Ce n'était pas ce à quoi elle s'était attendue. Elle avait pensé le rencontrer pour discuter concept, justement. Personne aujourd'hui ne se lançait sans savoir où il allait. Etait-ce ce qui faisait sa réputation ? L'audace de la démarche, aux yeux de Meredith, avait quelque chose d'attirant. Mais elle n'avait pas les moyens de se planter, et elle ne pouvait contrer l'inquiétude.
La concurrence ne l'effrayait même pas particulièrement, mais lui semblait intéressé. Soit.
Il s'agit du Four Season. Je présume que c'est là que vous êtes descendu ? Il n'y a pas 36000 hôtels décents dans le coin ... Ils prévoient de déménager. Un beau bâtiment en centre-ville. Clairement, en termes de positionnement, ils ne nous feront concurrence que pour l'obtention du bâtiment.
Tout ça parce que son connard d'agent immobilier l'avait doublée en faisant visiter Abigail Harrington. Elle n'avait pas contacté le service juridique, finalement. Père l'aurait su. Il fallait qu'elle se batte seule, là-dessus comme pour le reste. Et vraisemblablement, elle ne pourrait pas en parler à Bennet Monaghan. Elle n'attendait pas qu'il soit un confident, mais elle aurait tout de même apprécié pouvoir parler librement avec lui de tout sujet concernant l'hôtel. Elle n'allait pas pouvoir.
Je présume que leurs architectes sont ceux de la chaîne. Ils n'ont pas de concept particulier.
Quand vous descendiez dans un Four Season, vous les aviez tous vu. C'était du standard plutôt luxueux, mais du standard quand même.
Peu importe la concurrence.

Elle l'observa liquider son verre comme elle avait l'habitude de le faire quand quelque chose l'irritait. Etait-il irrité ? Il était sec, dans son attitude, et elle ne savait pas bien comment le déchiffrer.
Elle aurait peut-être dû savoir, parce que la suite fit mal, et écornait violemment son image de patronne - celle qu'elle essayait d'acquérir.
Personne n'a dit que je n'avais rien à vous montrer.
Elle déploya des photos devant lui, les plans des lieux.

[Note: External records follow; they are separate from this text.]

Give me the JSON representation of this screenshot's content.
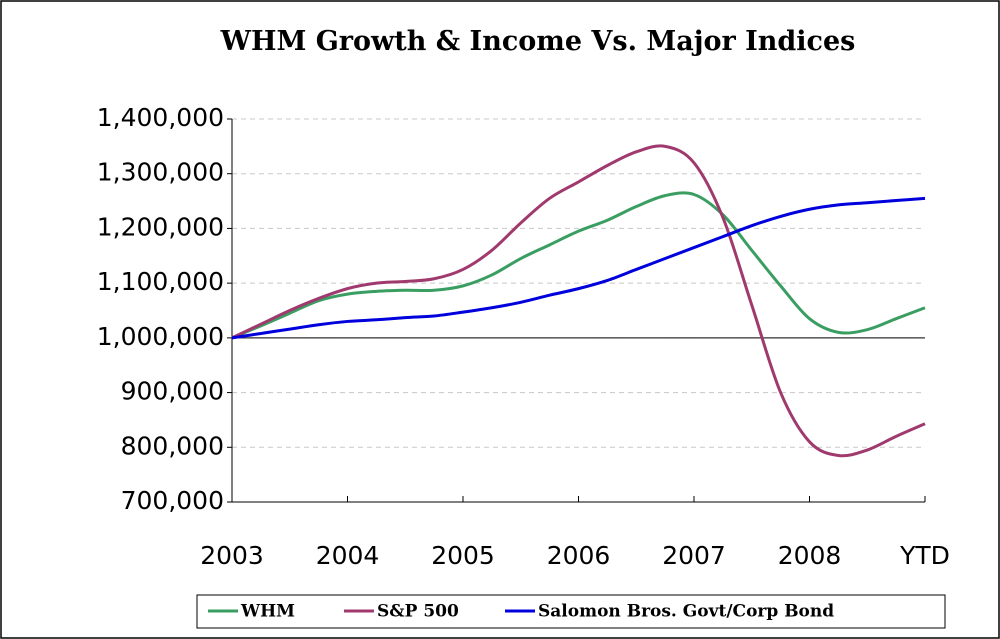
{
  "chart_data": {
    "type": "line",
    "title": "WHM Growth & Income Vs. Major Indices",
    "x": [
      2003,
      2003.25,
      2003.5,
      2003.75,
      2004,
      2004.25,
      2004.5,
      2004.75,
      2005,
      2005.25,
      2005.5,
      2005.75,
      2006,
      2006.25,
      2006.5,
      2006.75,
      2007,
      2007.25,
      2007.5,
      2007.75,
      2008,
      2008.25,
      2008.5,
      2008.75,
      2009
    ],
    "series": [
      {
        "name": "WHM",
        "color": "#3a9e62",
        "values": [
          1000000,
          1022000,
          1045000,
          1068000,
          1080000,
          1085000,
          1087000,
          1087000,
          1095000,
          1115000,
          1145000,
          1170000,
          1195000,
          1215000,
          1240000,
          1260000,
          1262000,
          1225000,
          1160000,
          1095000,
          1035000,
          1010000,
          1015000,
          1035000,
          1055000
        ]
      },
      {
        "name": "S&P 500",
        "color": "#a03a6e",
        "values": [
          1000000,
          1025000,
          1050000,
          1072000,
          1090000,
          1100000,
          1103000,
          1108000,
          1125000,
          1160000,
          1210000,
          1255000,
          1285000,
          1315000,
          1340000,
          1350000,
          1320000,
          1220000,
          1060000,
          900000,
          810000,
          785000,
          795000,
          820000,
          843000
        ]
      },
      {
        "name": "Salomon Bros. Govt/Corp Bond",
        "color": "#0000dd",
        "values": [
          1000000,
          1008000,
          1016000,
          1024000,
          1030000,
          1033000,
          1037000,
          1040000,
          1047000,
          1055000,
          1065000,
          1078000,
          1090000,
          1105000,
          1125000,
          1145000,
          1165000,
          1185000,
          1205000,
          1222000,
          1235000,
          1243000,
          1247000,
          1251000,
          1255000
        ]
      }
    ],
    "xlim": [
      2003,
      2009
    ],
    "xticks": [
      2003,
      2004,
      2005,
      2006,
      2007,
      2008,
      {
        "value": 2009,
        "label": "YTD"
      }
    ],
    "ylim": [
      700000,
      1400000
    ],
    "yticks": [
      {
        "value": 700000,
        "label": "700,000"
      },
      {
        "value": 800000,
        "label": "800,000"
      },
      {
        "value": 900000,
        "label": "900,000"
      },
      {
        "value": 1000000,
        "label": "1,000,000"
      },
      {
        "value": 1100000,
        "label": "1,100,000"
      },
      {
        "value": 1200000,
        "label": "1,200,000"
      },
      {
        "value": 1300000,
        "label": "1,300,000"
      },
      {
        "value": 1400000,
        "label": "1,400,000"
      }
    ],
    "baseline": 1000000,
    "grid": true,
    "legend": "bottom"
  }
}
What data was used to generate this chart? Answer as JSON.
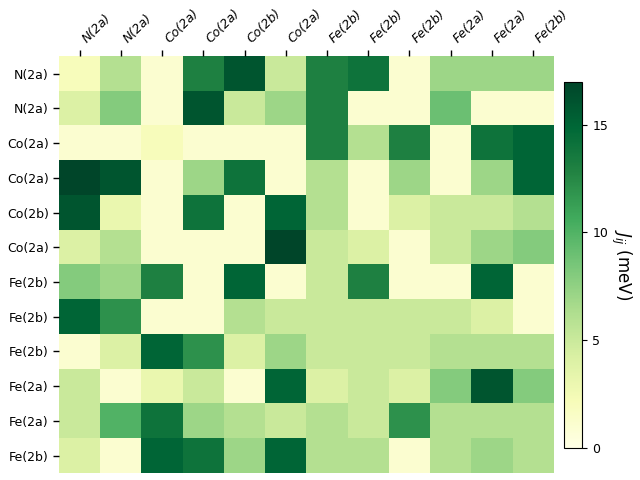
{
  "col_labels": [
    "N(2a)",
    "N(2a)",
    "Co(2a)",
    "Co(2a)",
    "Co(2b)",
    "Co(2a)",
    "Fe(2b)",
    "Fe(2b)",
    "Fe(2b)",
    "Fe(2a)",
    "Fe(2a)",
    "Fe(2b)"
  ],
  "row_labels": [
    "N(2a)",
    "N(2a)",
    "Co(2a)",
    "Co(2a)",
    "Co(2b)",
    "Co(2a)",
    "Fe(2b)",
    "Fe(2b)",
    "Fe(2b)",
    "Fe(2a)",
    "Fe(2a)",
    "Fe(2b)"
  ],
  "matrix": [
    [
      2,
      6,
      1,
      13,
      16,
      5,
      13,
      14,
      1,
      7,
      7,
      7
    ],
    [
      4,
      8,
      1,
      16,
      5,
      7,
      13,
      1,
      1,
      9,
      1,
      1
    ],
    [
      1,
      1,
      2,
      1,
      1,
      1,
      13,
      6,
      13,
      1,
      14,
      15
    ],
    [
      17,
      16,
      1,
      7,
      14,
      1,
      6,
      1,
      7,
      1,
      7,
      15
    ],
    [
      16,
      3,
      1,
      14,
      1,
      15,
      6,
      1,
      4,
      5,
      5,
      6
    ],
    [
      4,
      6,
      1,
      1,
      1,
      17,
      5,
      4,
      1,
      5,
      7,
      8
    ],
    [
      8,
      7,
      13,
      1,
      15,
      1,
      5,
      13,
      1,
      1,
      15,
      1
    ],
    [
      15,
      12,
      1,
      1,
      6,
      5,
      5,
      5,
      5,
      5,
      4,
      1
    ],
    [
      1,
      4,
      15,
      12,
      4,
      7,
      5,
      5,
      5,
      6,
      6,
      6
    ],
    [
      5,
      1,
      3,
      5,
      1,
      15,
      4,
      5,
      4,
      8,
      16,
      8
    ],
    [
      5,
      10,
      14,
      7,
      6,
      5,
      6,
      5,
      12,
      6,
      6,
      6
    ],
    [
      4,
      1,
      15,
      14,
      7,
      15,
      6,
      6,
      1,
      6,
      7,
      6
    ]
  ],
  "vmin": 0,
  "vmax": 17,
  "cbar_label": "$J_{ij}$ (meV)",
  "cbar_ticks": [
    0,
    5,
    10,
    15
  ],
  "cmap": "YlGn",
  "figsize": [
    6.4,
    4.8
  ],
  "dpi": 100
}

Elle avait fait ses "devoirs", qu'est-ce qu'il croyait ?
Nous sommes ici pour une première rencontre parce que j'aime savoir qui j'embauche, et que jusqu'à preuve du contraire, c'est moi qui paye. Nous avons rendez-vous demain matin à 8h pour la visite, ainsi qu'à midi, 17h et 21h, afin de se rendre compte de la lumière dans le bâtiment aux différentes heures de la journée.
Elle leva le bras vers la serveuse, et commanda une vodka, sèche. Elle allait en avoir besoin pour terminer leur entretien. Elle l'avala cul sec, et le choc de l'alcool brûlant la calma un peu.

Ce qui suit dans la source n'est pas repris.